Life is going to be extremely complicated through April, so I wouldn’t expect any more progress for a bit after this, but I have done some work this morning that I wanted to share with y’all.

I combined all the vocab data that I want to use (in what I guess will be my version of this extension) and I’ve got it to a permanent public host. In case anyone wants at it, it’s here. I’ll be updating it in that location as I move forward, but it shouldn’t be any problem to take on the bandwidth costs from that, as it’s S3, so it’s very cheap!

Also, I’ve been playing with the data. I had this curiosity about what the data would show if I took one of the corpora and built a graph demonstrating the distribution of the ratings of all of the words in a particular WK level, and then stringing them all together. So here’s what it looks like:

It’s a bit hard to read, but you can generally see that the higher rating words become fewer and fewer as you go up in levels. It seems like there is a real turning point at around level 20-25 where it turns from being mostly 3 star and greater to being mostly less.

Let me know if you find this stuff interesting and I can post other corpora’s data.



Good work guys! がんばって

I had some inspiration on how to approach the issue of the Anime corpus.
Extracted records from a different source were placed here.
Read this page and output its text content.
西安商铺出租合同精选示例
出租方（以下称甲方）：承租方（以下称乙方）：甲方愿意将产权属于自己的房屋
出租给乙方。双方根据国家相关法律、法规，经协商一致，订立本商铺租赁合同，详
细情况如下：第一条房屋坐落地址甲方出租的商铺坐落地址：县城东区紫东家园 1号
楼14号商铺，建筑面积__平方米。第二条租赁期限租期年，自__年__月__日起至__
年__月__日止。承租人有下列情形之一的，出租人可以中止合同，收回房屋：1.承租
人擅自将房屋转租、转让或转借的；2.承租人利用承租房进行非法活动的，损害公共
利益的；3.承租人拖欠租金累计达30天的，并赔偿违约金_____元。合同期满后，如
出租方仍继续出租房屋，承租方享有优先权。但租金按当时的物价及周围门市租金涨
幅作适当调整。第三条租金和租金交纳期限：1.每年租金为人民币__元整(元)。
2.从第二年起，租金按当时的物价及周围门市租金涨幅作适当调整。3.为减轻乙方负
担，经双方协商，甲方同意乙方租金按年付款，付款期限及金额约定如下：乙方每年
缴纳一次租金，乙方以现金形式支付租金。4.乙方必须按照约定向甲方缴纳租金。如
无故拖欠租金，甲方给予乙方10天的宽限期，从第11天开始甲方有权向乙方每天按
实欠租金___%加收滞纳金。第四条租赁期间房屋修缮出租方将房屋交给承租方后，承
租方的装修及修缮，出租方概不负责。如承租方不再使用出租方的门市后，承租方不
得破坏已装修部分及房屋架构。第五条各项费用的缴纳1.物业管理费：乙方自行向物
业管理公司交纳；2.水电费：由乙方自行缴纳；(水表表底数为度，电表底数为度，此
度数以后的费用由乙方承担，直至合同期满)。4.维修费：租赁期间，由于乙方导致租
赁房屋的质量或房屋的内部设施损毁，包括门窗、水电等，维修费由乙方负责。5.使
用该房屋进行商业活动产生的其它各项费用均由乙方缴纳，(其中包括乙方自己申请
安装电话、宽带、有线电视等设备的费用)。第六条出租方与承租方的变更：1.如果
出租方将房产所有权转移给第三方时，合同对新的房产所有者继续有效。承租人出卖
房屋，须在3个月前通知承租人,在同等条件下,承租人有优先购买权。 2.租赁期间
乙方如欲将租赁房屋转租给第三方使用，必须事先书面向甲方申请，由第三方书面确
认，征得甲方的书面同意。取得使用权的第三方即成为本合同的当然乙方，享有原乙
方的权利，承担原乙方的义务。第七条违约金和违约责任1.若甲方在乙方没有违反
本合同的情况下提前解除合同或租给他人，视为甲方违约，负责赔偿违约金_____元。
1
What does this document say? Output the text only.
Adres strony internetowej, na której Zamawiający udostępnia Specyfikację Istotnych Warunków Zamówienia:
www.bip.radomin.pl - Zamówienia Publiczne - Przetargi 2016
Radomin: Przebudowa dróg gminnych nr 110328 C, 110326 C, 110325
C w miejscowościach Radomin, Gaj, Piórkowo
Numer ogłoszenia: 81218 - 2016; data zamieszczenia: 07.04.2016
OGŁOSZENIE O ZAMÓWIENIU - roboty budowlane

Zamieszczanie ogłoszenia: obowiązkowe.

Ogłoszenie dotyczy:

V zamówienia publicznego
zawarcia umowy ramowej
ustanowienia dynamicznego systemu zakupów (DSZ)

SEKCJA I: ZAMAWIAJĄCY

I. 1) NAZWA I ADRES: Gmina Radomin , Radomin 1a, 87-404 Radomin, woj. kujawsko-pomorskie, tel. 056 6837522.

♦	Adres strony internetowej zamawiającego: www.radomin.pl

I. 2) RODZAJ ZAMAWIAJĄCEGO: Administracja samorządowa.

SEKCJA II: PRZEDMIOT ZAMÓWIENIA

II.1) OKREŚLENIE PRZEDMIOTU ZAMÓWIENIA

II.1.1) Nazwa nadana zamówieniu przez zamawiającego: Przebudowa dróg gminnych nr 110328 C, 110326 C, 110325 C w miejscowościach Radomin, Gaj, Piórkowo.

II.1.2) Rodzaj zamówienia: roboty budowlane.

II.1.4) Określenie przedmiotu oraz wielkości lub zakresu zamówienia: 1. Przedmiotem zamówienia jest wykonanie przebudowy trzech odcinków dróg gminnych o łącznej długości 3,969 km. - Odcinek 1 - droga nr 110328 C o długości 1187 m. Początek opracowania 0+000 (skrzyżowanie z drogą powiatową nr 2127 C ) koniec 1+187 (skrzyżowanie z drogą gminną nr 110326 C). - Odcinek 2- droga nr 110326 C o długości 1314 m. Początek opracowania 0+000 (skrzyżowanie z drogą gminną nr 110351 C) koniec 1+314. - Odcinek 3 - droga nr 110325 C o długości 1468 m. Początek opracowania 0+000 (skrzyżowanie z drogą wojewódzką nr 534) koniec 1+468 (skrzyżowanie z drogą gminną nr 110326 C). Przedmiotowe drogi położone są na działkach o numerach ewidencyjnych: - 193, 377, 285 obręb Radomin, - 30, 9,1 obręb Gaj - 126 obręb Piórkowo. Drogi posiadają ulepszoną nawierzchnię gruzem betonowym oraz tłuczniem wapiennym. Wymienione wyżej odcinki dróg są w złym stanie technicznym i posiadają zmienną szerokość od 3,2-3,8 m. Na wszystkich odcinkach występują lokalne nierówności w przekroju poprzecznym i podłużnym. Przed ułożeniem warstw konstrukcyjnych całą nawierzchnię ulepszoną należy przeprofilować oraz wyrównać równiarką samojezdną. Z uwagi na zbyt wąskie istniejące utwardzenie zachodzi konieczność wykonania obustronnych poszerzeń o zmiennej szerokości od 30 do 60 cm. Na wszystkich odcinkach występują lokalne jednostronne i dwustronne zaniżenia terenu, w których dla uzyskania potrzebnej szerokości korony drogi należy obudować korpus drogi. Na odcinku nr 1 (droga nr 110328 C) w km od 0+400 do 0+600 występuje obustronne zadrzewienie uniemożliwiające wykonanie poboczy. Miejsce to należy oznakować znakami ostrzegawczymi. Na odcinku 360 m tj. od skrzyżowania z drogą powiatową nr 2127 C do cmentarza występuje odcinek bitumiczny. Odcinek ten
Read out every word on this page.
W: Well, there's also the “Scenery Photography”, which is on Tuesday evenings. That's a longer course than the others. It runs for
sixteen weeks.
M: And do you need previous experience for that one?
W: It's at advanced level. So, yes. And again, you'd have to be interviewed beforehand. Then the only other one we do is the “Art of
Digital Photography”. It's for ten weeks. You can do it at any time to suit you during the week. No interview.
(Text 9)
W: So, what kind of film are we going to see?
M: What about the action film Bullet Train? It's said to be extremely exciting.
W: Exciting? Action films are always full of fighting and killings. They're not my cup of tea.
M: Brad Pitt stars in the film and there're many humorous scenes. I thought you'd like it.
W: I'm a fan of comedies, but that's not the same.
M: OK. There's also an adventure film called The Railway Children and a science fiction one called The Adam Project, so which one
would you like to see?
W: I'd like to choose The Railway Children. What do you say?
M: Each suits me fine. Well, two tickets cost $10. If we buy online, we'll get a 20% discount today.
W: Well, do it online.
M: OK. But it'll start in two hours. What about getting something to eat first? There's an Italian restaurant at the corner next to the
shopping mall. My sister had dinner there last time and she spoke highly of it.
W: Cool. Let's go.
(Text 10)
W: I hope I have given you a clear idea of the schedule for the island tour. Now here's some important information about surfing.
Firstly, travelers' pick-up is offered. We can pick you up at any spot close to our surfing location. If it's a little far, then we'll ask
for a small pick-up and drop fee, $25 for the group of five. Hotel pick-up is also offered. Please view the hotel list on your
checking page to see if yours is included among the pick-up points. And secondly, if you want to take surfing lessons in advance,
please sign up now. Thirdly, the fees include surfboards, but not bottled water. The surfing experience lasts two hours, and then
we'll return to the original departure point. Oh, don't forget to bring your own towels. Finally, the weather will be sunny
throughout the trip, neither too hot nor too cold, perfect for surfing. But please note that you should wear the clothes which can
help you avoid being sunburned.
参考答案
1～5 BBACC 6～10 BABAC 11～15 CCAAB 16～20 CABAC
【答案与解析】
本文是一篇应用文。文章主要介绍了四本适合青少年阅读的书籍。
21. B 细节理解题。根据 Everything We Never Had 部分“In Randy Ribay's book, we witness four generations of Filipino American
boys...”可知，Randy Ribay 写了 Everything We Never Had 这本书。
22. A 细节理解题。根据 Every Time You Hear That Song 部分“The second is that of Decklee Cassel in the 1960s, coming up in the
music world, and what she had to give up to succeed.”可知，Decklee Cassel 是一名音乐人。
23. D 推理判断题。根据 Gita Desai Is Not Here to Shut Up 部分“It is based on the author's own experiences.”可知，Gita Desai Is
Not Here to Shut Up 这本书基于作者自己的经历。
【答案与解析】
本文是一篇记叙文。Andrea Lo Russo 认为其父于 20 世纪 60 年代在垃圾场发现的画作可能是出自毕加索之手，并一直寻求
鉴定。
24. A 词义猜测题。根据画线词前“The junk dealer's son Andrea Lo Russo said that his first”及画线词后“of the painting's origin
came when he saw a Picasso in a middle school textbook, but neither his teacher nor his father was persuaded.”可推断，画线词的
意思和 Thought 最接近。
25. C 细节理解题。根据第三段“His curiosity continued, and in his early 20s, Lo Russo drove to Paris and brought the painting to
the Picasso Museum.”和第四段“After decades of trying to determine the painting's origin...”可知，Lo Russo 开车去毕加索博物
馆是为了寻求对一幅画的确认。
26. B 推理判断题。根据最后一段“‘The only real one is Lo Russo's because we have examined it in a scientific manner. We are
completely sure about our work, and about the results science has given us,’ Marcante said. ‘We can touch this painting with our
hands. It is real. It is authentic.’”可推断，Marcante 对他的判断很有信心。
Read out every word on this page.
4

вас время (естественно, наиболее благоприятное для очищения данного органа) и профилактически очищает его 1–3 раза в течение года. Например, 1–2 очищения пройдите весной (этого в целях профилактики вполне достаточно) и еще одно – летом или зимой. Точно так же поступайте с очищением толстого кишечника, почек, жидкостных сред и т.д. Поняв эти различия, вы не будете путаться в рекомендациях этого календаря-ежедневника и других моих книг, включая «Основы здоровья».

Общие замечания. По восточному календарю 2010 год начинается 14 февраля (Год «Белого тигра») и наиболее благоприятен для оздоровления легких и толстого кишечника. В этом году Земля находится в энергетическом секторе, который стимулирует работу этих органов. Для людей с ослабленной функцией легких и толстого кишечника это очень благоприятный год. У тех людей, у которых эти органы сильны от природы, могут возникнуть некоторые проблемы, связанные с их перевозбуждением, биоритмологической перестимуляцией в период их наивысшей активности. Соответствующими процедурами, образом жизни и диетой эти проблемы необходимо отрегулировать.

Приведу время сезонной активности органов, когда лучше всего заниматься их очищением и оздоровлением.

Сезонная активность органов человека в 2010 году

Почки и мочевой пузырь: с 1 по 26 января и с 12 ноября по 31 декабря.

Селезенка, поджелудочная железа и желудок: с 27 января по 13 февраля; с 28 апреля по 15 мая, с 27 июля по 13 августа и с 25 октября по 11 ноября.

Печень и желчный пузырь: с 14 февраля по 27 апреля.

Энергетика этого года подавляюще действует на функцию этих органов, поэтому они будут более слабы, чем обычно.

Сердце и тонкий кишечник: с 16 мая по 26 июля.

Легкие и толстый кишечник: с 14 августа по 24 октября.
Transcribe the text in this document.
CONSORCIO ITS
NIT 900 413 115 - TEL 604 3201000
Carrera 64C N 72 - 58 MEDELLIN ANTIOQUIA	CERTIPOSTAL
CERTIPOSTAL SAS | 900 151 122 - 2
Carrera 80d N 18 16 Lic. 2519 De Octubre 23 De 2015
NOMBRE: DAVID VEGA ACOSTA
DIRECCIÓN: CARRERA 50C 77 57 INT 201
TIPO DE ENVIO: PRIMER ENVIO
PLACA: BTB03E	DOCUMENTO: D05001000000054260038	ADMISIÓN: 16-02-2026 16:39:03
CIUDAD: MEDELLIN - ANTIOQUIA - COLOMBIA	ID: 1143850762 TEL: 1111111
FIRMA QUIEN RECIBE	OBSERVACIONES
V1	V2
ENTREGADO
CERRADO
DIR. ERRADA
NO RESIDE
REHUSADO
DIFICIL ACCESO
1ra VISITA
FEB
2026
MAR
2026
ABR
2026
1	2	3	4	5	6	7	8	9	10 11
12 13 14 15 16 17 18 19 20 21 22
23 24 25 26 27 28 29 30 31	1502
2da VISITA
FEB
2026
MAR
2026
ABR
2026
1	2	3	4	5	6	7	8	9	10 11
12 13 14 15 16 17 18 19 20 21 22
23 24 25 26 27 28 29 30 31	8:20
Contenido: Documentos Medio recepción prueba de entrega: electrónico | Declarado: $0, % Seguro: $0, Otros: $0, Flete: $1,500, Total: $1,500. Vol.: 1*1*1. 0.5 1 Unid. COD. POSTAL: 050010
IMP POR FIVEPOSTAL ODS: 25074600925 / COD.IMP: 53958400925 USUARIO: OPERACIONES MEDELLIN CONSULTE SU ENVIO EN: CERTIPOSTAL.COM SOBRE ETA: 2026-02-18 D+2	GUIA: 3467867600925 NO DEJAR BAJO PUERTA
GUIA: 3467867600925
You guys may have already come up with this, but I offer it here for your consideration:

Subtitle files

Such files tend to be available for free from various, if admittedly sketchy, 3rd parties, and could be used to build a solid frequency list with minimal parsing.

Really looking forward to the finished product!

Yup. That was the plan. If you look at the original post I wrote “Anime/Drama subs”.

I only know of the one site… kitunekko.net, but if you have more suggestions about where to get reliably good subs I would be very grateful!